Global Development student turns schoolwork into a book

 
2010-12-22
Fourth-year Global Development Studies student Mira Dineen has co-written her first book.

Mira Dineen has done something very few undergrads manage to do: turn a class project into a book.

The fourth-year Global Development Studies student is a co-author of Persistent Poverty: Voices from the Margins. It’s a collection of stories from Ontarians living in poverty and a call to action for provincial welfare system reform.

While many of her classmates travelled abroad for their work study placements, Ms Dineen stayed in Kingston to explore poverty in Ontario with School of Business lecturer Jamie Swift and Brice Balmer of the Waterloo Lutheran Seminary. The project is part of a province-wide poverty audit organized by the Interfaith Social Assistance Reform Coalition.

Prior to the project, she expect to encounter many people who had grown up in poverty but was surprised by the number of people who came from different backgrounds who said they never thought they would be on welfare.

“There are stereotypes that people in poverty are lazy or alcoholics. That’s really not what we found at all. It was quite an experience to sit down with people and look into their eyes and have them tell you their life story and realize anybody can end up in poverty,” says Ms Dineen. “One person told me, ‘Anybody is one slip on the ice away from being dependent on social assistance.’”

Mr. Swift, who has written a dozen books on social, political and economic issues, praised Ms Dineen for being very perceptive, articulate and instrumental to putting the book together.

“This book couldn’t have happened without her. Mira was integral to this project, says Mr. Swift.

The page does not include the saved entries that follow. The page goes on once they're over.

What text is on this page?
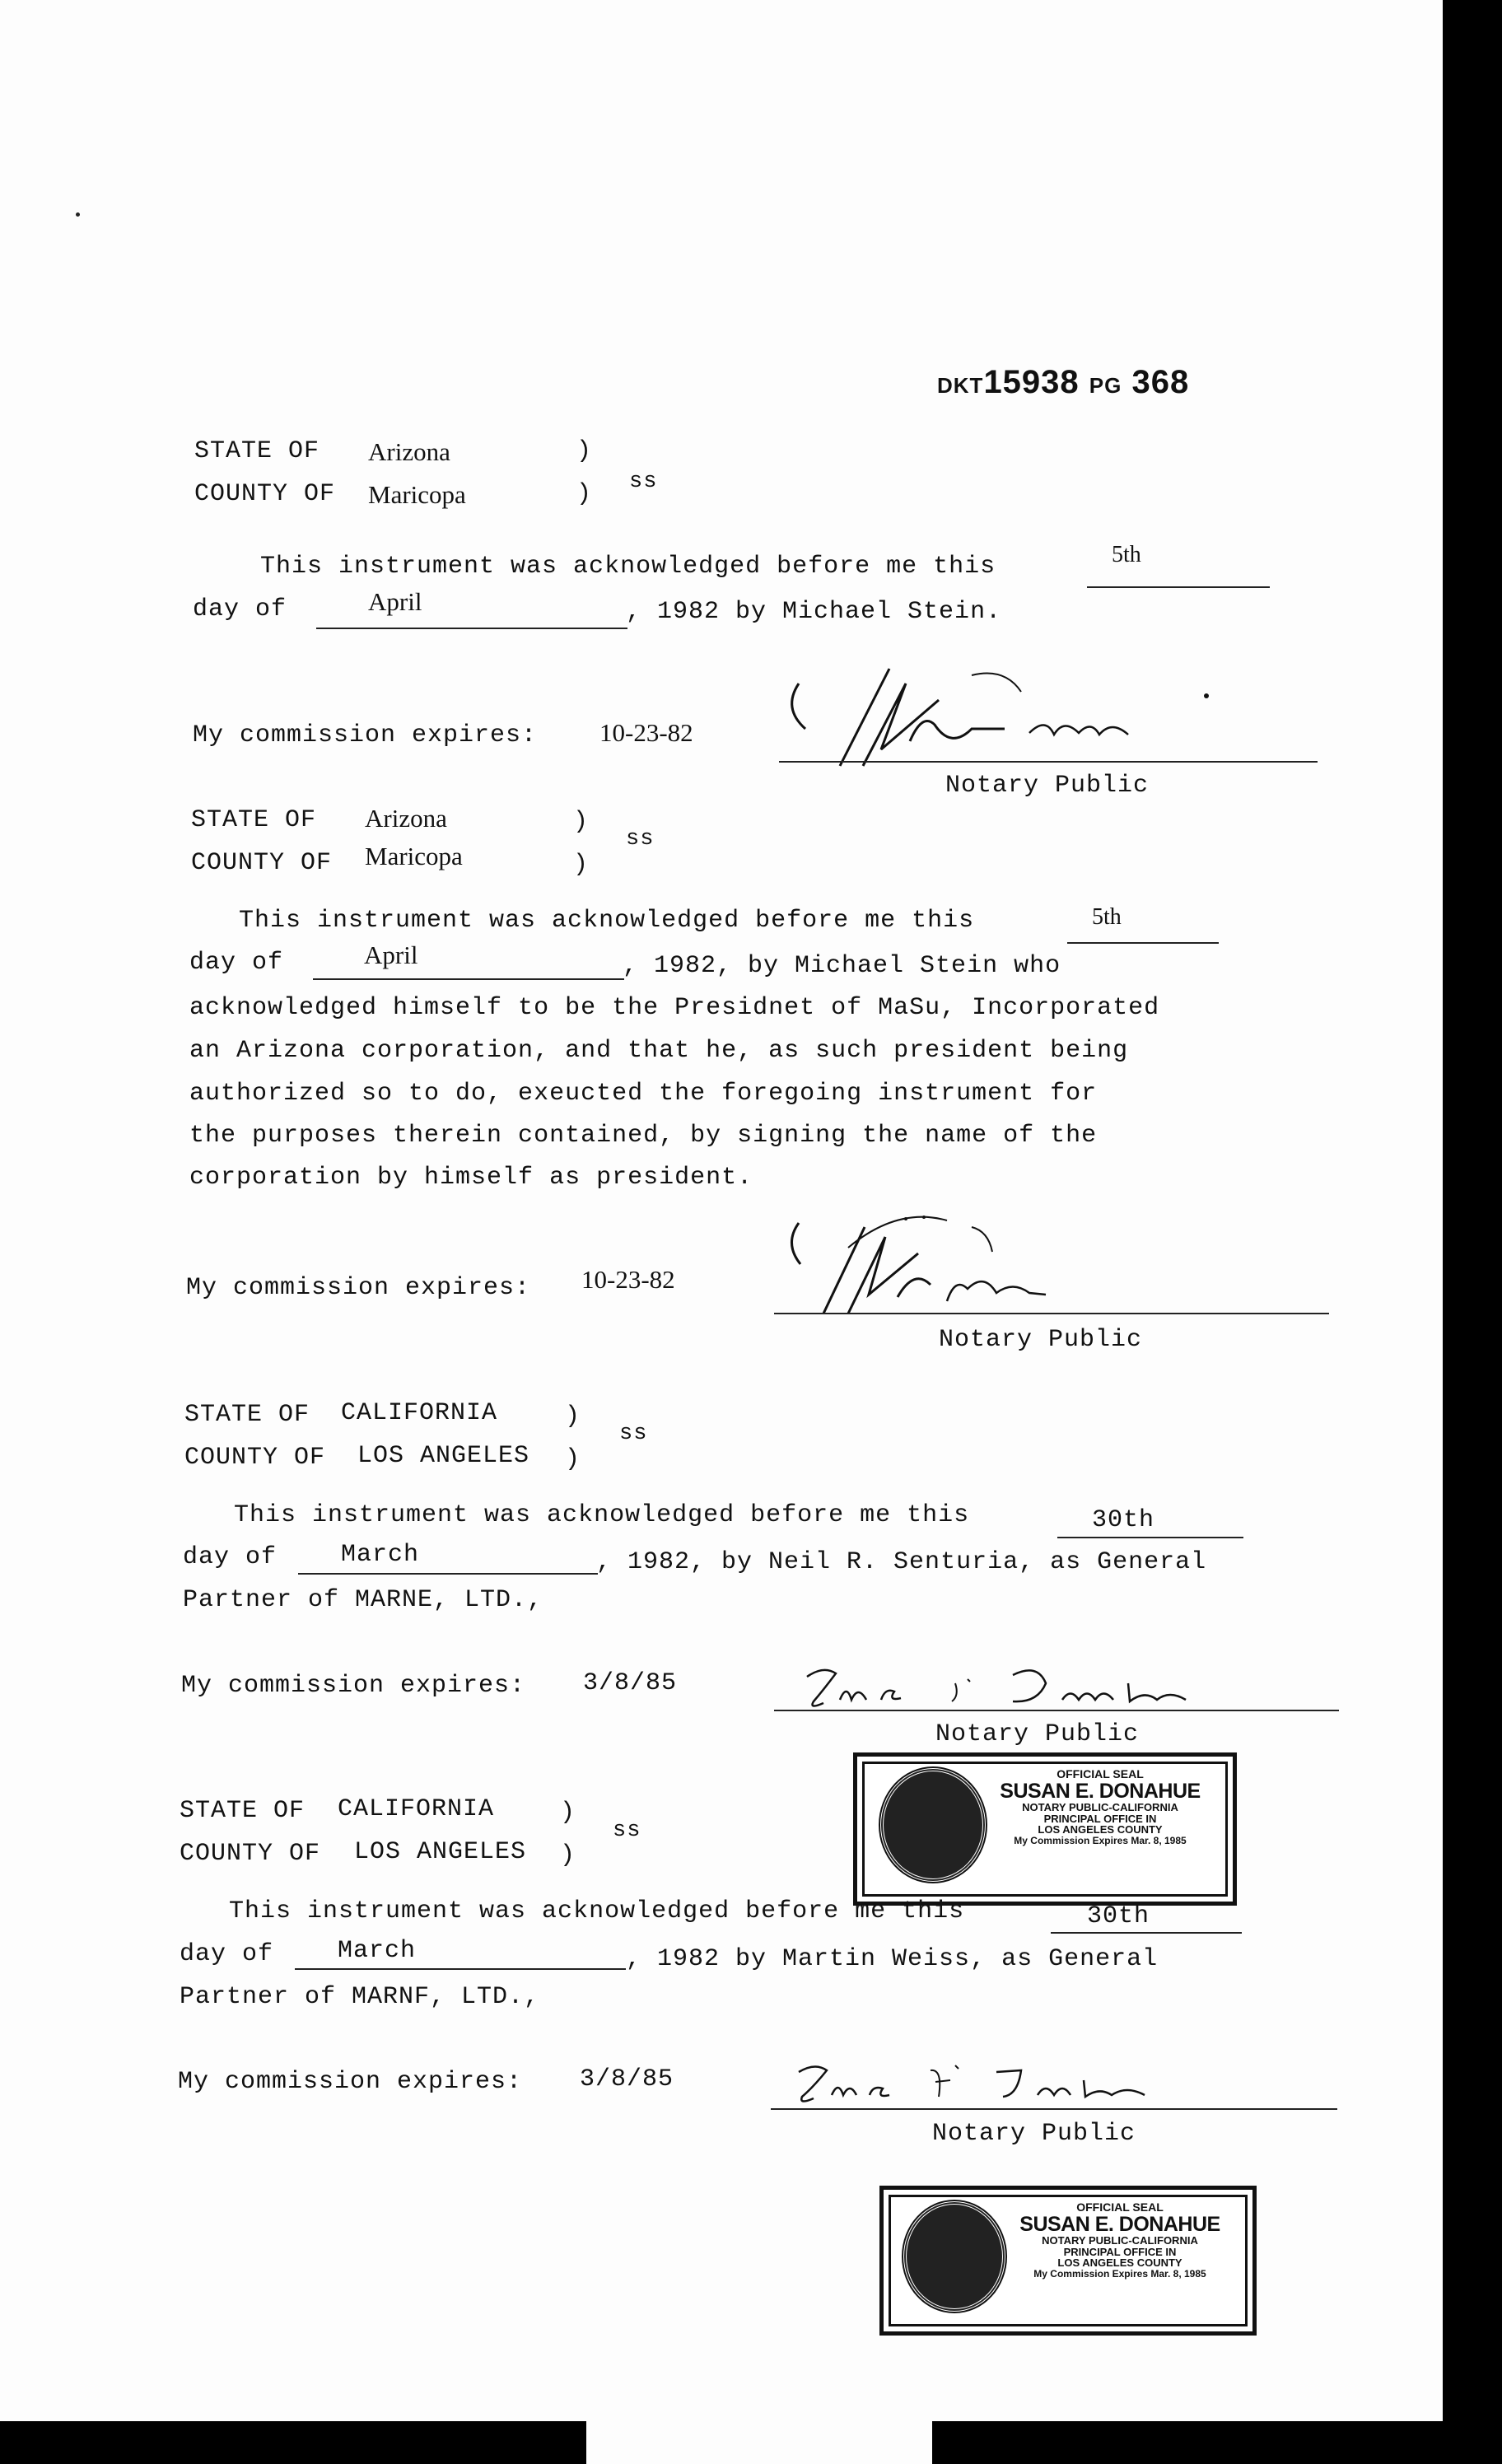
DKT15938 PG 368
STATE OF Arizona	)
COUNTY OF Maricopa	) ss
This instrument was acknowledged before me this	5th
day of	April	, 1982 by Michael Stein.
My commission expires: 10-23-82
Notary Public
STATE OF Arizona	)
COUNTY OF Maricopa	)
ss
This instrument was acknowledged before me this	5th
day of	April	, 1982, by Michael Stein who
acknowledged himself to be the Presidnet of MaSu, Incorporated
an Arizona corporation, and that he, as such president being
authorized so to do, exeucted the foregoing instrument for
the purposes therein contained, by signing the name of the
corporation by himself as president.
My commission expires: 10-23-82
Notary Public
STATE OF CALIFORNIA	)
COUNTY OF LOS ANGELES )
ss
This instrument was acknowledged before me this	30th
day of	March	, 1982, by Neil R. Senturia, as General
Partner of MARNE, LTD.,
My commission expires: 3/8/85
Notary Public
OFFICIAL SEAL
SUSAN E. DONAHUE
NOTARY PUBLIC-CALIFORNIA
PRINCIPAL OFFICE IN
LOS ANGELES COUNTY
My Commission Expires Mar. 8, 1985
STATE OF CALIFORNIA	)
COUNTY OF LOS ANGELES )
ss
This instrument was acknowledged before me this	30th
day of	March	, 1982 by Martin Weiss, as General
Partner of MARNF, LTD.,
My commission expires: 3/8/85
Notary Public
OFFICIAL SEAL
SUSAN E. DONAHUE
NOTARY PUBLIC-CALIFORNIA
PRINCIPAL OFFICE IN
LOS ANGELES COUNTY
My Commission Expires Mar. 8, 1985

Copies of the book will be sent to politicians to help lobby for reforms to the welfare system. Ms Dineen hopes people who know little about poverty issues will read the book and get a sense of the daily struggles experienced by welfare recipients.

“This book is trying to show the human face of poverty in Ontario. People are struggling to get by and there definitely needs to be changes to the system,” Ms Dineen says.